Hands-on in the Amazon
As the climate changes, a grad student and mom decodes the math that drives the rainforest.
As the climate changes, a grad student and mom decodes the math that drives the rainforest.
“We have data!” Elizabeth Agee calls to her advisor. Mopping her brow with a powder-blue shirt sleeve, she beams at the laptop propped on a plastic step stool in the thick of the Amazon rainforest.
Today is triage—inspecting and repairing the network of sap flow sensors she and U-M civil and environmental engineering professor Valeriy Ivanov have deployed in a research forest about 20 miles from the small Brazilian port town of Santarem.
The sensors, which Agee built herself, provide a continuous log of how much water is flowing through a given tree. When their data is matched with other variables like rainfall and light levels, they can show how different species manage water in response to changing conditions. Part of a three-year project funded by the National Science Foundation, the sensors will ultimately help researchers understand how the Amazon will respond as the Earth’s climate changes in the years ahead.
Keeping the system running in the Amazon’s hot, humid crush of life is a constant challenge. But it’s one that Agee, a civil and environmental engineering PhD candidate, has taken to heart. Having travelled here four times over the past three years on a series of projects, she has designed and installed a network of sensors that show, minute by minute, how much liquid is flowing through a given tree. The project’s aim is to show the world just how important the Amazon is and help policymakers do a better job of protecting it.
“Forests are a very underappreciated part of our world,” she said. “They cool the environment, they absorb a lot of the carbon dioxide that we pump into the air, they provide timber. I’ve become really passionate about how these environments are going to change and what we can do to prepare for that.”
Hazy orange sunlight spikes through the velvety tangle of greenery and thumb-size flies buzz by as Agee replaces the data card in the sensor and drives in the four screws that seal its waterproof enclosure. Then, with her laptop in tow and a yellow power screwdriver holstered to her hip, she trudges through the underbrush to the next tree.
It’s a life that, even a few years ago, she would have never imagined for herself. A mother and first-generation college student, Agee took a long path through her undergraduate career, finishing her physics degree over several years while supporting herself and her son with a series of retail jobs. Continuing her education beyond a bachelor’s degree was not on her list of possibilities.
“[Grad school] didn’t exist in my universe,” she said. “As a first-gen college student, getting my undergrad was a big deal. It was like ‘why would you go do more?’”
But Agee loved the research she’d done at Purdue University Indianapolis with engineering professor Meghna Babbar-Sebens and was hungry for more.
“I took this course in hydrogeology, which is looking at groundwater, and I really loved the material. We were applying physics to something that affects everyone.

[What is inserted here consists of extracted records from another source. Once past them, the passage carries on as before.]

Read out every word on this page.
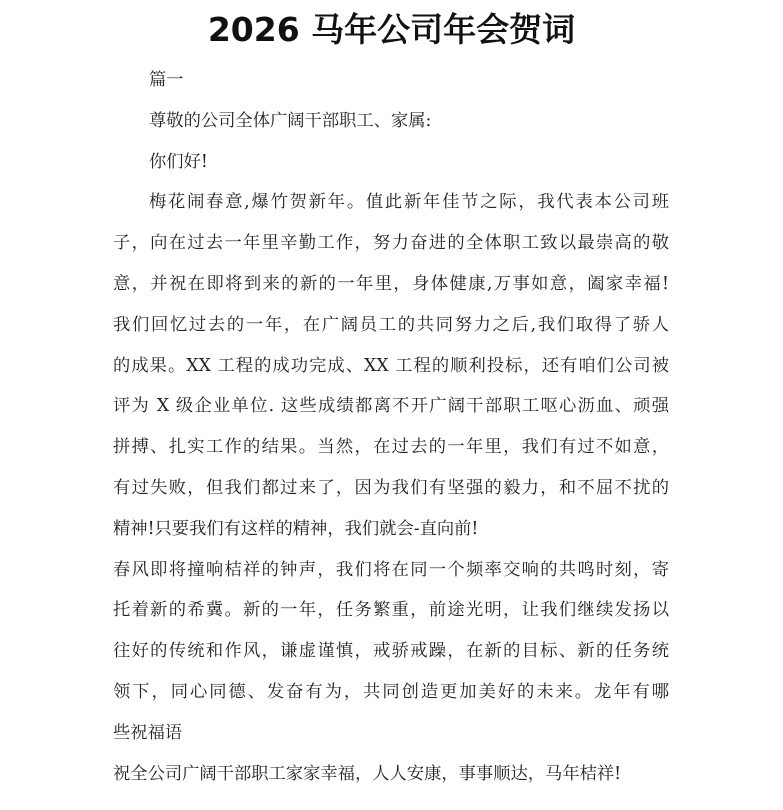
2026 马年公司年会贺词
篇一
尊敬的公司全体广阔干部职工、家属:
你们好!
梅花闹春意,爆竹贺新年。值此新年佳节之际，我代表本公司班
子，向在过去一年里辛勤工作，努力奋进的全体职工致以最崇高的敬
意，并祝在即将到来的新的一年里，身体健康,万事如意，阖家幸福!
我们回忆过去的一年，在广阔员工的共同努力之后,我们取得了骄人
的成果。XX 工程的成功完成、XX 工程的顺利投标，还有咱们公司被
评为 X 级企业单位. 这些成绩都离不开广阔干部职工呕心沥血、顽强
拼搏、扎实工作的结果。当然，在过去的一年里，我们有过不如意，
有过失败，但我们都过来了，因为我们有坚强的毅力，和不屈不扰的
精神!只要我们有这样的精神，我们就会-直向前!
春风即将撞响桔祥的钟声，我们将在同一个频率交响的共鸣时刻，寄
托着新的希冀。新的一年，任务繁重，前途光明，让我们继续发扬以
往好的传统和作风，谦虚谨慎，戒骄戒躁，在新的目标、新的任务统
领下，同心同德、发奋有为，共同创造更加美好的未来。龙年有哪
些祝福语
祝全公司广阔干部职工家家幸福，人人安康，事事顺达，马年桔祥!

I thought ‘this is really cool, I want to do this.’”
All it took were five words from her professor to show her the path: “Have you considered grad school?”
“When she said it—just the simple act of verbalizing it—I could suddenly imagine myself in that role,” she said. “It seems so small, just one phrase, but it totally changed my life.”
She began participating in programs like the McNair Program, which helps first-generation college students navigate the process of applying to and preparing for graduate school. She learned about Ivanov’s research and ultimately ran into him at a conference. It was his research that convinced her that U-M was the place for her—as well as the resources U-M provides for students on a non-traditional path.
“Michigan has a lot of resources for students with families,” she said. “They have childcare subsidy grants that you can take advantage of, they have different resources they’ve made available and they keep improving upon them. The fact that they had thought through those things was one of the reasons why I wanted to come here.”
Picking her way through the Amazon, just a few months away from finishing her degree, she’s still amazed by how a few words from her professor changed her life.
“Five years ago, I thought ‘if I could just finish my degree and find a job, it would be amazing.’ I would have lived in Indianapolis and raised my family and it would have been fine. But now I’ve been here, I’ve been to the Amazon rainforest and done really exciting research. If I can continue to do that, to do work that’s making an impact on the world, I’ll be very happy.”
Now a mentor herself, Agee works to show others the same sense of possibility that sparked her graduate career. She regularly speaks at her childrens’ schools and does mentoring work in and around Ann Arbor.
“I really believe that representation matters and it’s going to help the next generation of women like my daughter. Like if she wants to pursue that then that door is open for her,” she said. “And my son sees it too—that, ‘okay, it’s not just white men who are engineers, my mom’s an engineer’. That matters.”
After she graduates, Agee plans to go to work at the Oak Ridge National Laboratory, where she can continue doing world-changing hydrology research while staying close to her Indiana roots. She’s confident that the knowledge and experience she’s gained at Michigan and in the Amazon will serve her well.
“There are different kinds of success. Brazil has taught me that,” she said. “You can take a crooked path, but a lot of times that opens up a new opportunity. You just have to open your mind to the idea that you can make an impact.”